Binary installer for the latest released version is available on PyPI at https://pypi.org/project/crossformer/.

To install the package, you can use pip:

pip install crossformer

Project Structure

.
├── crossformer (python package)
│   ├── data_tools
│   │   ├── __init__.py
│   │   └── data_interface.py
│   ├── model
│   │   ├── layers
│   │   │   ├── __init__.py
│   │   │   ├── attention.py
│   │   │   ├── decoder.py
│   │   │   ├── embedding.py
│   │   │   └── encoder.py
│   │   ├── __init__.py
│   │   └── crossformer.py
│   ├── utils
│   │   ├── __init__.py
│   │   ├── metrics.py
│   │   └── tools.py
│   └── __init__.py
├── scripts (wrap scripts)
│   ├── debugging.py
│   └── demo.csv
│   ├── demo.json
│   └── main.py
├── tests
│   ├── __init__.py
│   └── test_basic.py
├── LICENSE
├── MANIFEST.in
├── README.md
├── README_package.md
├── pyproject.toml
└── setup.py

The project structure is shown as above. If you want to continue develop on the existing project, you can refer to this package structure.

Getting Staterd

This package is designed to be easy to use. Therefore, we implemented with lightning framework to reduce the boilerplate code. The package is designed to be modular, so you can easily extend it to suit your needs. However, there are three key sections that you need to be aware of when using the package. To get started with the package, you can follow the following sections:

Configurations

Configuration files are used to set up the parameters for the model, data and experiment settings. A dict structure will be passed to the package. Therefore, you can select your prefer format for the configuration file. The basic structure of the configuration dict is as follows:

cfg = {
    "data_dim": 8,              # number of features
    "in_len": 24,               # input time length
    "out_len": 24,              # output time length
    "seg_len": 2,               # segment length
    "window_size": 4,           # window size for segment merge
    "factor": 10,               # scaling factor (reduce the computation)
    "model_dim": 256,           # the hiden model dimension
    "feedforward_dim": 512,     # feedforward dimension
    "head_num": 4,              # number of attention heads
    "layer_num": 6,             # number of layers
    "dropout": 0.2,             # dropout rate
    "baseline": False,          # whether to use baseline
    "learning_rate": 0.1,       # learning rate
    "batch_size": 8,            # batch size
    "split": [
        0.7,
        0.2,
        0.1
    ],                          # split ratio for train, validation and test
    "seed": 2024,               # random seed
    "accelerator": "auto",      # accelerator for training (e.g. "gpu", "cpu", "tpu")
    "min_epochs": 1,            # minimum number of epochs
    "max_epochs": 200,          # maximum number of epochs
    "precision": 32,            # precision for training (e.g. 16, 32)
    "patience": 5,              # patience for early stopping
    "num_workers": 31,          # number of workers for data loading
}

You can modify and add the parameters according to your needs.

Data Preparation

Inside the package, we provide the data interface for loading data to the model (trainer). Therefore, you can easily pass your data (pandas.DataFrame) to the data interface. Currently, we only support the 2D data (pandas.DataFrame) for the model. And the data should be values-only, excluding the timestamps, column names and other information (metadata).

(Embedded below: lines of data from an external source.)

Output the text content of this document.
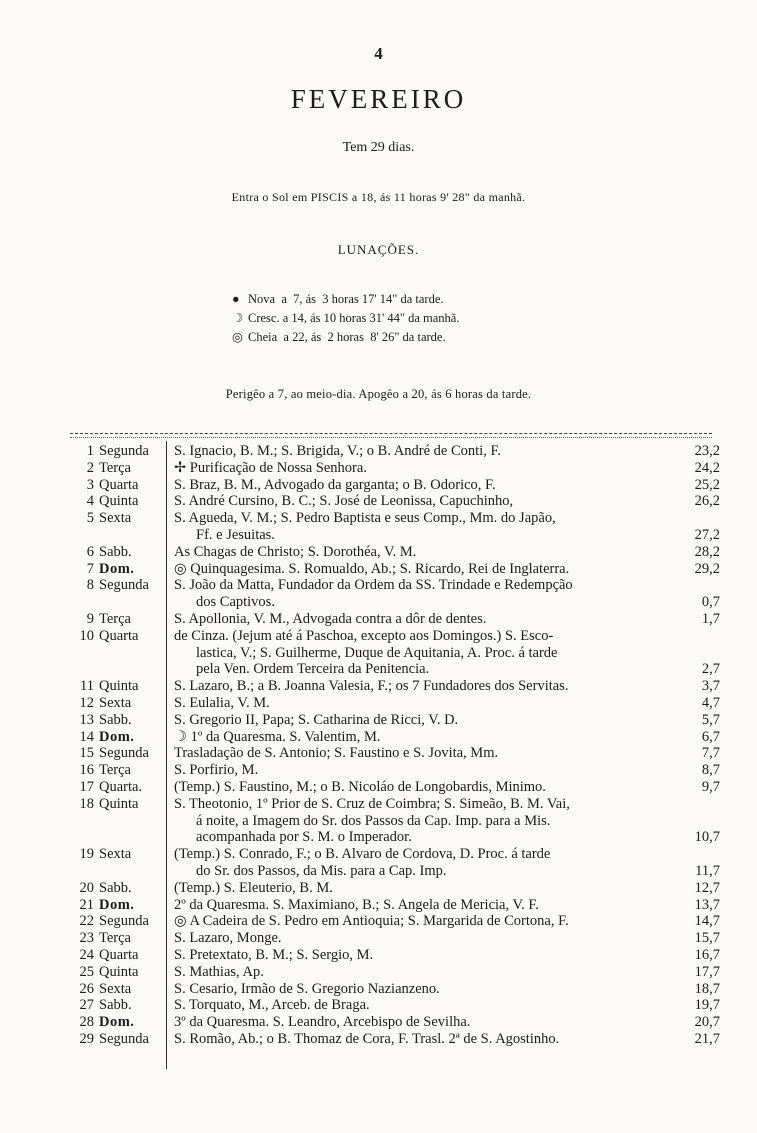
4
FEVEREIRO
Tem 29 dias.
Entra o Sol em PISCIS a 18, ás 11 horas 9' 28" da manhã.
LUNAÇÕES.
● Nova  a  7, ás  3 horas 17' 14" da tarde.
☽ Cresc. a 14, ás 10 horas 31' 44" da manhã.
◎ Cheia  a 22, ás  2 horas  8' 26" da tarde.
Perigêo a 7, ao meio-dia. Apogêo a 20, ás 6 horas da tarde.
1 Segunda	S. Ignacio, B. M.; S. Brigida, V.; o B. André de Conti, F.	23,2
2 Terça	✢ Purificação de Nossa Senhora.	24,2
3 Quarta	S. Braz, B. M., Advogado da garganta; o B. Odorico, F.	25,2
4 Quinta	S. André Cursino, B. C.; S. José de Leonissa, Capuchinho,	26,2
5 Sexta	S. Agueda, V. M.; S. Pedro Baptista e seus Comp., Mm. do Japão,
Ff. e Jesuitas.	27,2
6 Sabb.	As Chagas de Christo; S. Dorothéa, V. M.	28,2
7 Dom.	◎ Quinquagesima. S. Romualdo, Ab.; S. Ricardo, Rei de Inglaterra.	29,2
8 Segunda	S. João da Matta, Fundador da Ordem da SS. Trindade e Redempção
dos Captivos.	0,7
9 Terça	S. Apollonia, V. M., Advogada contra a dôr de dentes.	1,7
10 Quarta	de Cinza. (Jejum até á Paschoa, excepto aos Domingos.) S. Esco-
lastica, V.; S. Guilherme, Duque de Aquitania, A. Proc. á tarde
pela Ven. Ordem Terceira da Penitencia.	2,7
11 Quinta	S. Lazaro, B.; a B. Joanna Valesia, F.; os 7 Fundadores dos Servitas.	3,7
12 Sexta	S. Eulalia, V. M.	4,7
13 Sabb.	S. Gregorio II, Papa; S. Catharina de Ricci, V. D.	5,7
14 Dom.	☽ 1º da Quaresma. S. Valentim, M.	6,7
15 Segunda	Trasladação de S. Antonio; S. Faustino e S. Jovita, Mm.	7,7
16 Terça	S. Porfirio, M.	8,7
17 Quarta.	(Temp.) S. Faustino, M.; o B. Nicoláo de Longobardis, Minimo.	9,7
18 Quinta	S. Theotonio, 1º Prior de S. Cruz de Coimbra; S. Simeão, B. M. Vai,
á noite, a Imagem do Sr. dos Passos da Cap. Imp. para a Mis.
acompanhada por S. M. o Imperador.	10,7
19 Sexta	(Temp.) S. Conrado, F.; o B. Alvaro de Cordova, D. Proc. á tarde
do Sr. dos Passos, da Mis. para a Cap. Imp.	11,7
20 Sabb.	(Temp.) S. Eleuterio, B. M.	12,7
21 Dom.	2º da Quaresma. S. Maximiano, B.; S. Angela de Mericia, V. F.	13,7
22 Segunda	◎ A Cadeira de S. Pedro em Antioquia; S. Margarida de Cortona, F.	14,7
23 Terça	S. Lazaro, Monge.	15,7
24 Quarta	S. Pretextato, B. M.; S. Sergio, M.	16,7
25 Quinta	S. Mathias, Ap.	17,7
26 Sexta	S. Cesario, Irmão de S. Gregorio Nazianzeno.	18,7
27 Sabb.	S. Torquato, M., Arceb. de Braga.	19,7
28 Dom.	3º da Quaresma. S. Leandro, Arcebispo de Sevilha.	20,7
29 Segunda	S. Romão, Ab.; o B. Thomaz de Cora, F. Trasl. 2ª de S. Agostinho.	21,7
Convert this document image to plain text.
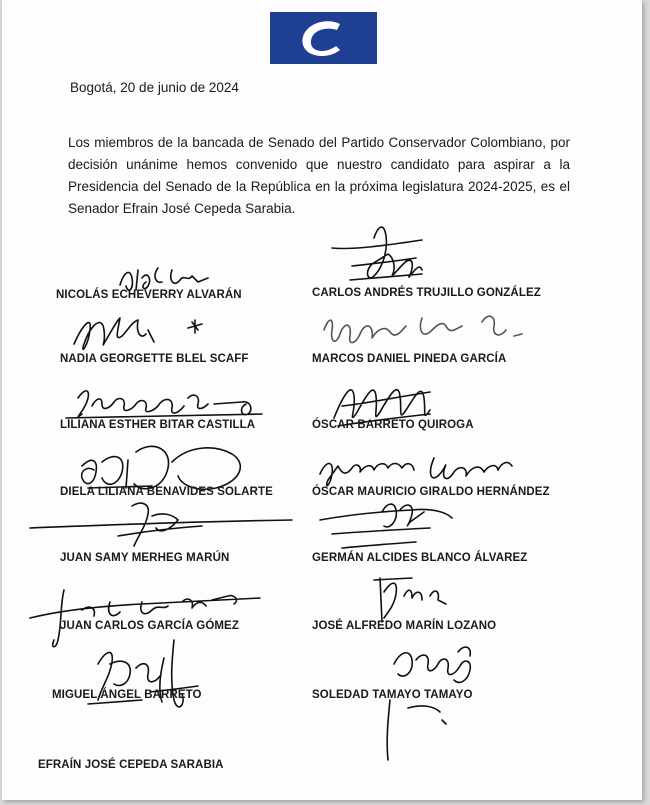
Bogotá, 20 de junio de 2024
Los miembros de la bancada de Senado del Partido Conservador Colombiano, por decisión unánime hemos convenido que nuestro candidato para aspirar a la Presidencia del Senado de la República en la próxima legislatura 2024-2025, es el Senador Efrain José Cepeda Sarabia.
NICOLÁS ECHEVERRY ALVARÁN
NADIA GEORGETTE BLEL SCAFF
LILIANA ESTHER BITAR CASTILLA
DIELA LILIANA BENAVIDES SOLARTE
JUAN SAMY MERHEG MARÚN
JUAN CARLOS GARCÍA GÓMEZ
MIGUEL ÁNGEL BARRETO
EFRAÍN JOSÉ CEPEDA SARABIA
CARLOS ANDRÉS TRUJILLO GONZÁLEZ
MARCOS DANIEL PINEDA GARCÍA
ÓSCAR BARRETO QUIROGA
ÓSCAR MAURICIO GIRALDO HERNÁNDEZ
GERMÁN ALCIDES BLANCO ÁLVAREZ
JOSÉ ALFREDO MARÍN LOZANO
SOLEDAD TAMAYO TAMAYO
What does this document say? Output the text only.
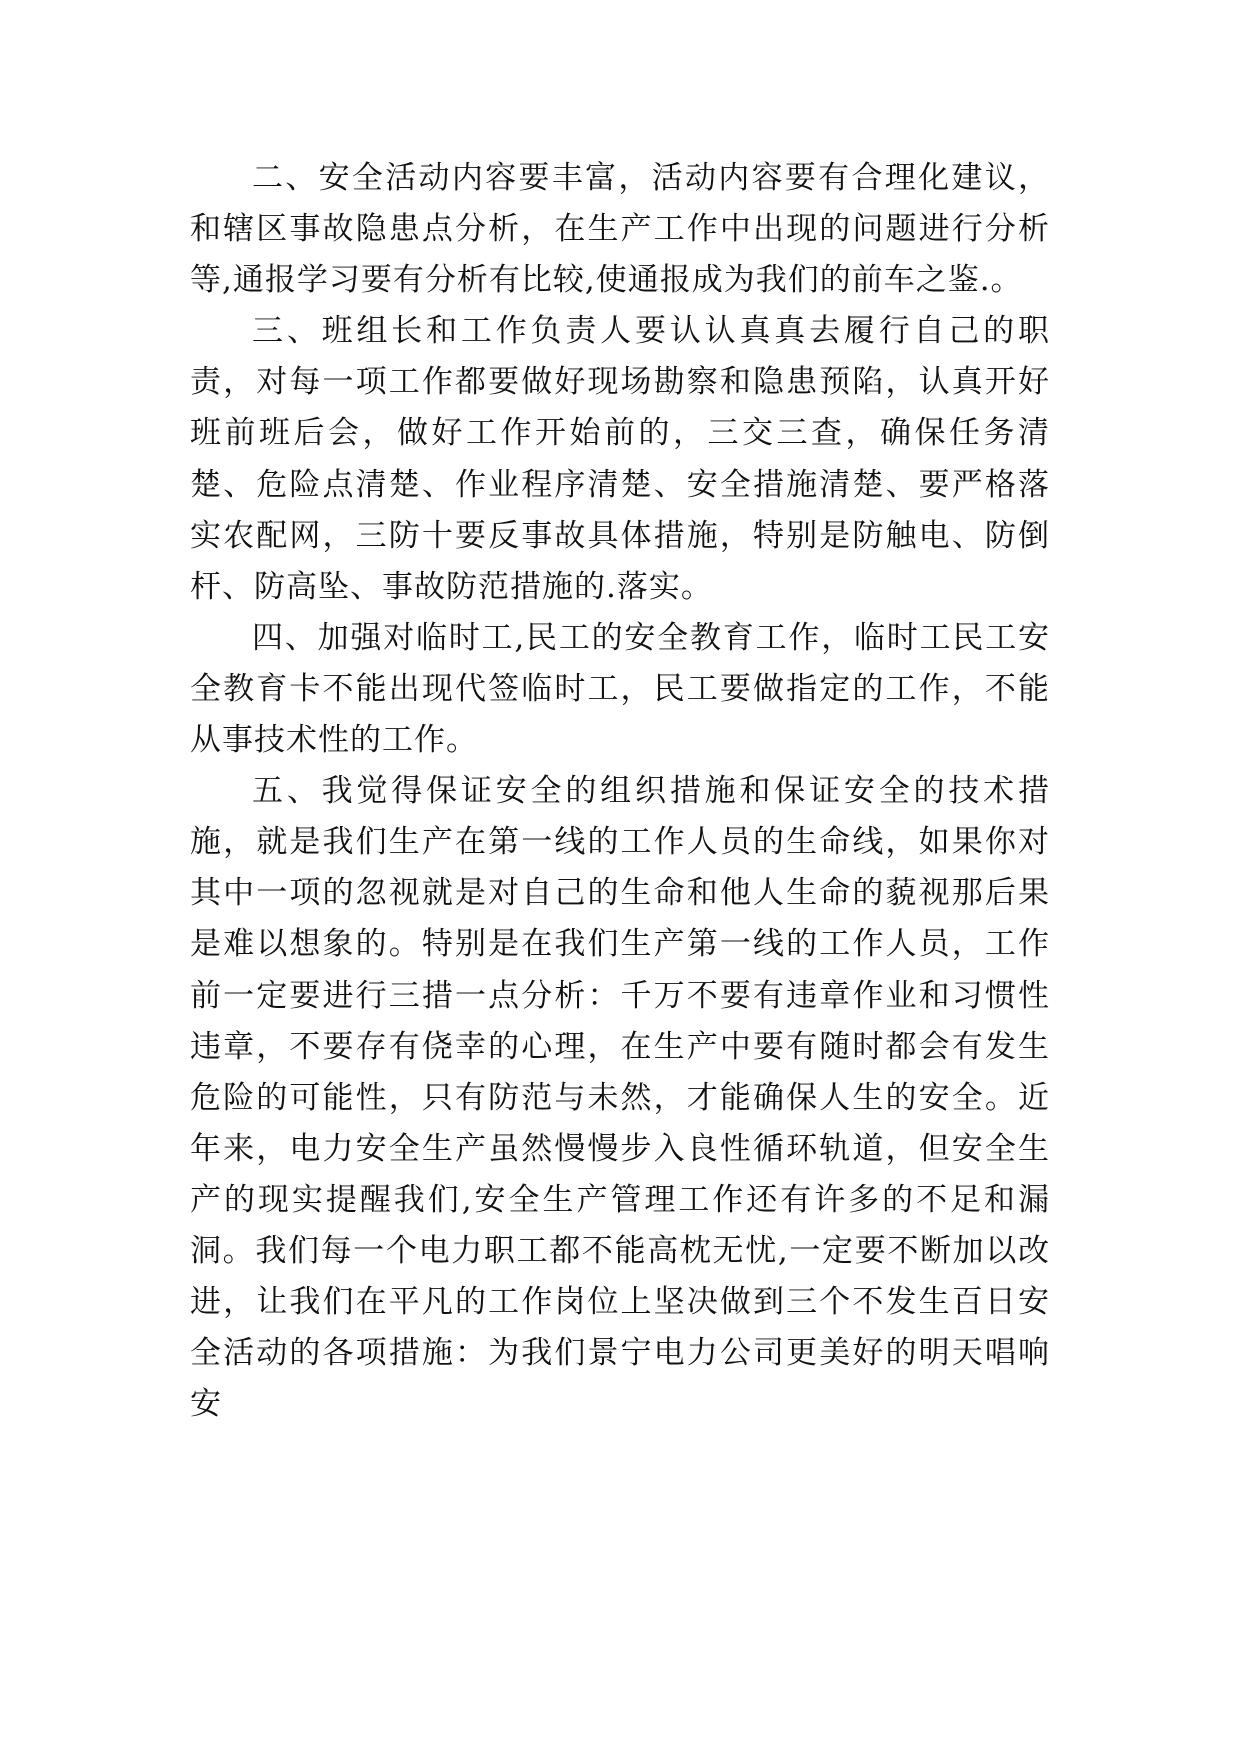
二、安全活动内容要丰富，活动内容要有合理化建议，和辖区事故隐患点分析，在生产工作中出现的问题进行分析等,通报学习要有分析有比较,使通报成为我们的前车之鉴.。

三、班组长和工作负责人要认认真真去履行自己的职责，对每一项工作都要做好现场勘察和隐患预陷，认真开好班前班后会，做好工作开始前的，三交三查，确保任务清楚、危险点清楚、作业程序清楚、安全措施清楚、要严格落实农配网，三防十要反事故具体措施，特别是防触电、防倒杆、防高坠、事故防范措施的.落实。

四、加强对临时工,民工的安全教育工作，临时工民工安全教育卡不能出现代签临时工，民工要做指定的工作，不能从事技术性的工作。

五、我觉得保证安全的组织措施和保证安全的技术措施，就是我们生产在第一线的工作人员的生命线，如果你对其中一项的忽视就是对自己的生命和他人生命的藐视那后果是难以想象的。特别是在我们生产第一线的工作人员，工作前一定要进行三措一点分析：千万不要有违章作业和习惯性违章，不要存有侥幸的心理，在生产中要有随时都会有发生危险的可能性，只有防范与未然，才能确保人生的安全。近年来，电力安全生产虽然慢慢步入良性循环轨道，但安全生产的现实提醒我们,安全生产管理工作还有许多的不足和漏洞。我们每一个电力职工都不能高枕无忧,一定要不断加以改进，让我们在平凡的工作岗位上坚决做到三个不发生百日安全活动的各项措施：为我们景宁电力公司更美好的明天唱响安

Here is an example of randomly generated data:

import pandas as pd
import numpy as np

sample_df = pd.DataFrame(np.random.rand(400, 8)) # randomly generated data 400 time steps and 8 features

Here is an example of how to load your data:

We assume that the data is values-only and in the format of pandas.DataFrame. If you are not sure about your data format, please check the above generated data sample and follow it. Also, please be aware that your configurations should be compatible with your data. For example, the data_dim should be equal to the number of features in your data.

from crossformer.data_tools import DataInterface

dm = data = DataInterface(df, **cfg) # df is the data (pandas.DataFrame) and cfg is the configuration dict

Model Training & Evaluation

The package is implemented with lightning framework to reduce the boilerplate code. If you are not familiar with the lightning framework, please check the lightning documentation for more information. We provide a very simple example of how to use the package for training and evaluation.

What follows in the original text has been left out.